Beim Hissen der Regenbogenfahne im Innenhof des Landtagsgebäude.

Erstmalig wurde heute zum "Internationalen Tag gegen Homophobie und Transphobie" die Regenbogenfahne im Innenhof des Landtages gehisst.

Dazu erklärt die Gleichstellungspolitische Sprecherin Diana Bader:

"Jeder Mensch hat das Recht, sein Leben so zu leben, wie er es möchte. Die Regenbogenfahne ist das Zeichen der Lesben- und Schwulenbewegung und steht weltweit für Vielfalt und Akzeptanz.

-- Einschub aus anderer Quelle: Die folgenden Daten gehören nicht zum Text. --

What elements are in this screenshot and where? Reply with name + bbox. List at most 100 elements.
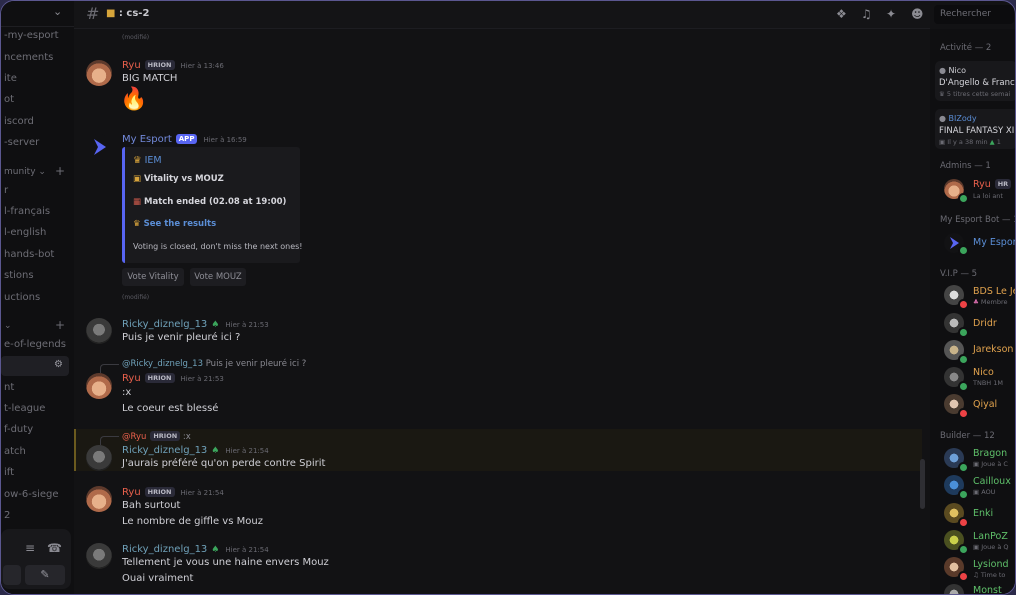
channel-item[interactable]: atch bbox=[4, 446, 26, 457]
add-channel-icon[interactable]: + bbox=[55, 318, 65, 332]
avatar[interactable] bbox=[86, 445, 112, 471]
guild-tag[interactable]: HRION bbox=[144, 487, 175, 497]
status-online bbox=[958, 193, 969, 204]
channel-item[interactable]: ite bbox=[4, 73, 17, 84]
role-icon: ♠ bbox=[211, 320, 220, 330]
scrollbar-thumb[interactable] bbox=[920, 459, 925, 509]
waveform-icon[interactable]: ≡ bbox=[25, 541, 35, 555]
channel-item[interactable]: stions bbox=[4, 270, 34, 281]
channel-item[interactable]: -my-esport bbox=[4, 30, 59, 41]
member-name[interactable]: Cailloux bbox=[973, 476, 1011, 487]
disconnect-icon[interactable]: ☎ bbox=[47, 541, 62, 555]
camera-button[interactable] bbox=[3, 565, 21, 585]
section-header: My Esport Bot — 1 bbox=[940, 215, 1016, 225]
member-name[interactable]: Nico bbox=[973, 367, 994, 378]
member-name[interactable]: LanPoZ bbox=[973, 531, 1008, 542]
members-icon[interactable]: ☻ bbox=[911, 7, 924, 21]
member-avatar[interactable] bbox=[944, 584, 964, 594]
activity-subtext: Il y a 38 min bbox=[947, 138, 988, 146]
message-text: BIG MATCH bbox=[122, 73, 178, 84]
message-header: Ryu HRION Hier à 13:46 bbox=[122, 60, 224, 71]
hash-icon: # bbox=[86, 4, 100, 23]
channel-item[interactable]: f-duty bbox=[4, 424, 33, 435]
reply-preview[interactable]: @Ryu HRION :x bbox=[122, 431, 191, 442]
channel-item[interactable]: nt bbox=[4, 382, 14, 393]
reply-preview[interactable]: @Ricky_diznelg_13 Puis je venir pleuré i… bbox=[122, 359, 306, 369]
bell-icon[interactable]: ♫ bbox=[861, 7, 872, 21]
username[interactable]: Ryu bbox=[122, 373, 141, 384]
channel-item[interactable]: ncements bbox=[4, 52, 53, 63]
category-community[interactable]: munity ⌄ bbox=[4, 167, 46, 177]
reply-connector bbox=[100, 436, 119, 445]
member-status-text: Joue à C bbox=[981, 460, 1008, 468]
channel-item[interactable]: ow-6-siege bbox=[4, 489, 59, 500]
reply-user[interactable]: @Ricky_diznelg_13 bbox=[122, 359, 203, 369]
username[interactable]: Ryu bbox=[122, 60, 141, 71]
reply-connector bbox=[100, 364, 119, 373]
member-name[interactable]: Lysiond bbox=[973, 559, 1009, 570]
activity-button[interactable]: ✎ bbox=[25, 565, 65, 585]
message-header: Ryu HRION Hier à 21:53 bbox=[122, 373, 224, 384]
avatar[interactable] bbox=[86, 318, 112, 344]
member-name[interactable]: Ryu HR bbox=[973, 179, 1012, 190]
activity-card[interactable]: ● BIZody FINAL FANTASY XI ▣ Il y a 38 mi… bbox=[935, 109, 1015, 149]
status-online bbox=[958, 489, 969, 500]
category-chevron-icon[interactable]: ⌄ bbox=[4, 321, 12, 331]
member-name[interactable]: Dridr bbox=[973, 318, 997, 329]
channel-item[interactable]: uctions bbox=[4, 292, 40, 303]
avatar[interactable] bbox=[86, 60, 112, 86]
bot-avatar[interactable] bbox=[86, 134, 112, 160]
search-input[interactable]: Rechercher bbox=[934, 5, 1014, 24]
embed-title-row: ♛ IEM bbox=[133, 155, 162, 166]
threads-icon[interactable]: ❖ bbox=[836, 7, 847, 21]
channel-item[interactable]: hands-bot bbox=[4, 249, 54, 260]
channel-item[interactable]: t-league bbox=[4, 403, 45, 414]
reply-user[interactable]: @Ryu bbox=[122, 432, 146, 442]
channel-item[interactable]: l-français bbox=[4, 206, 50, 217]
channel-item[interactable]: ot bbox=[4, 94, 14, 105]
role-icon: ♣ bbox=[973, 298, 979, 306]
embed-ended: Match ended (02.08 at 19:00) bbox=[144, 197, 287, 207]
channel-item[interactable]: iscord bbox=[4, 116, 34, 127]
member-status-text: AOU bbox=[981, 488, 996, 496]
member-name[interactable]: My Esport bbox=[973, 237, 1015, 248]
server-header[interactable]: ⌄ bbox=[1, 1, 74, 27]
username[interactable]: Ricky_diznelg_13 bbox=[122, 445, 207, 456]
member-name[interactable]: Monst bbox=[973, 585, 1002, 594]
activity-card[interactable]: ● Nico D'Angello & Francis ♛ 5 titres ce… bbox=[935, 61, 1015, 101]
vote-vitality-button[interactable]: Vote Vitality bbox=[122, 268, 184, 286]
channel-item[interactable]: r bbox=[4, 185, 8, 196]
embed-title[interactable]: IEM bbox=[145, 155, 162, 166]
pin-icon[interactable]: ✦ bbox=[886, 7, 896, 21]
avatar[interactable] bbox=[86, 373, 112, 399]
avatar[interactable] bbox=[86, 543, 112, 569]
member-name[interactable]: Qiyal bbox=[973, 399, 997, 410]
status-dnd bbox=[958, 571, 969, 582]
results-link[interactable]: See the results bbox=[144, 219, 217, 229]
guild-tag[interactable]: HRION bbox=[144, 60, 175, 70]
chevron-down-icon: ⌄ bbox=[38, 167, 46, 177]
member-name[interactable]: Bragon bbox=[973, 448, 1007, 459]
guild-tag[interactable]: HRION bbox=[144, 373, 175, 383]
username[interactable]: Ryu bbox=[122, 487, 141, 498]
bot-embed: ♛ IEM ▣ Vitality vs MOUZ ▦ Match ended (… bbox=[122, 147, 303, 263]
add-channel-icon[interactable]: + bbox=[55, 164, 65, 178]
channel-item[interactable]: 2 bbox=[4, 510, 10, 521]
embed-results-row: ♛ See the results bbox=[133, 219, 216, 229]
timestamp: Hier à 13:46 bbox=[180, 62, 224, 70]
channel-item[interactable]: e-of-legends bbox=[4, 339, 66, 350]
vote-mouz-button[interactable]: Vote MOUZ bbox=[190, 268, 246, 286]
member-name[interactable]: Jarekson bbox=[973, 344, 1013, 355]
channel-item[interactable]: l-english bbox=[4, 227, 46, 238]
username[interactable]: Ricky_diznelg_13 bbox=[122, 319, 207, 330]
avatar[interactable] bbox=[86, 486, 112, 512]
channel-item[interactable]: -server bbox=[4, 137, 39, 148]
member-name[interactable]: BDS Le Je bbox=[973, 286, 1015, 297]
chevron-down-icon[interactable]: ⌄ bbox=[53, 5, 62, 18]
channel-item[interactable]: ift bbox=[4, 467, 14, 478]
username[interactable]: My Esport bbox=[122, 134, 172, 145]
settings-icons[interactable]: ⚙ bbox=[54, 359, 65, 370]
member-name[interactable]: Enki bbox=[973, 508, 993, 519]
channel-item-active[interactable]: ⚙ bbox=[1, 356, 69, 376]
username[interactable]: Ricky_diznelg_13 bbox=[122, 544, 207, 555]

So lange Schwule, Lesben und Transidente immer noch Beleidigungen, Pöbeleien und gewalttätigen Übergriffen im Alltag ausgesetzt sind, ist es wichtig Zeichen zu setzen und die Öffentlichkeit zu sensibilisieren.

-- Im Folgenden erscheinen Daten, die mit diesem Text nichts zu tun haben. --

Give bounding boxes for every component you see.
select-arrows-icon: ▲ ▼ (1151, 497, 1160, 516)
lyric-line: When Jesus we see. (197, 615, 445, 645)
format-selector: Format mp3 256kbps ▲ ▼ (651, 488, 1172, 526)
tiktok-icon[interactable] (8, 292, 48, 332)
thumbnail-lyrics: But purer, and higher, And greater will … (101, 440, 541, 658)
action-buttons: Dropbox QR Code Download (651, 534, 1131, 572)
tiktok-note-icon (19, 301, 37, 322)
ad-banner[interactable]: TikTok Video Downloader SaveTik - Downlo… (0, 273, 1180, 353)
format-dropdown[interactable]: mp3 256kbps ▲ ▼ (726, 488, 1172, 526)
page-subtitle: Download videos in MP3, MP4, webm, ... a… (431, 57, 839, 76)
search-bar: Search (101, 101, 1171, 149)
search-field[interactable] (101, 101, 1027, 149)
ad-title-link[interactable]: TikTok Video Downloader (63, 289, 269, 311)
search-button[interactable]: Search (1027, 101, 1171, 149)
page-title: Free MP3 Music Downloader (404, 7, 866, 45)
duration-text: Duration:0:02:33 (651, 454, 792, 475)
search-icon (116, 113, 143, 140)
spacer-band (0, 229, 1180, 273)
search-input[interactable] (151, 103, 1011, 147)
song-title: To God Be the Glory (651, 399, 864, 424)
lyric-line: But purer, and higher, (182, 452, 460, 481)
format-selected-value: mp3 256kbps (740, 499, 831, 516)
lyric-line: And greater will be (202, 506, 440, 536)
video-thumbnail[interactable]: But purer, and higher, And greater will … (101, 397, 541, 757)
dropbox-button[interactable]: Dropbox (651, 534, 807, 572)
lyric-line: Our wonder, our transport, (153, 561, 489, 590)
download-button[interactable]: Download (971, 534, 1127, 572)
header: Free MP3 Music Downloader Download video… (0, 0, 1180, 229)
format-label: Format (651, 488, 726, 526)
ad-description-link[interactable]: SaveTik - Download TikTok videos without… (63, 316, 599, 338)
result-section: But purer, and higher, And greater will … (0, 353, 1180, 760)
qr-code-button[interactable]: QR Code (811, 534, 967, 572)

Homophobie geht uns alle an. Denn Homophobie ist ein Angriff auf die Grundwerte unserer Gesellschaft. Die Brandenburger Verfassung gebietet, dass kein Mensch aufgrund seiner sexuellen Identität benachteiligt werden darf – ebenso, wie sie die Diskriminierung aufgrund des Geschlechts, der Abstammung, der Nationalität, der Sprache, des Geschlechts, der sozialen Herkunft oder Stellung oder einer Behinderung verbietet. Diesem Grundsatz fühlen wir uns verpflichtet. Wir werden im Alltag jeglicher Form von Diskriminierung entgegentreten und engagiert für Anerkennung und Respekt gegenüber Schwulen, Lesben und Transidenten kämpfen."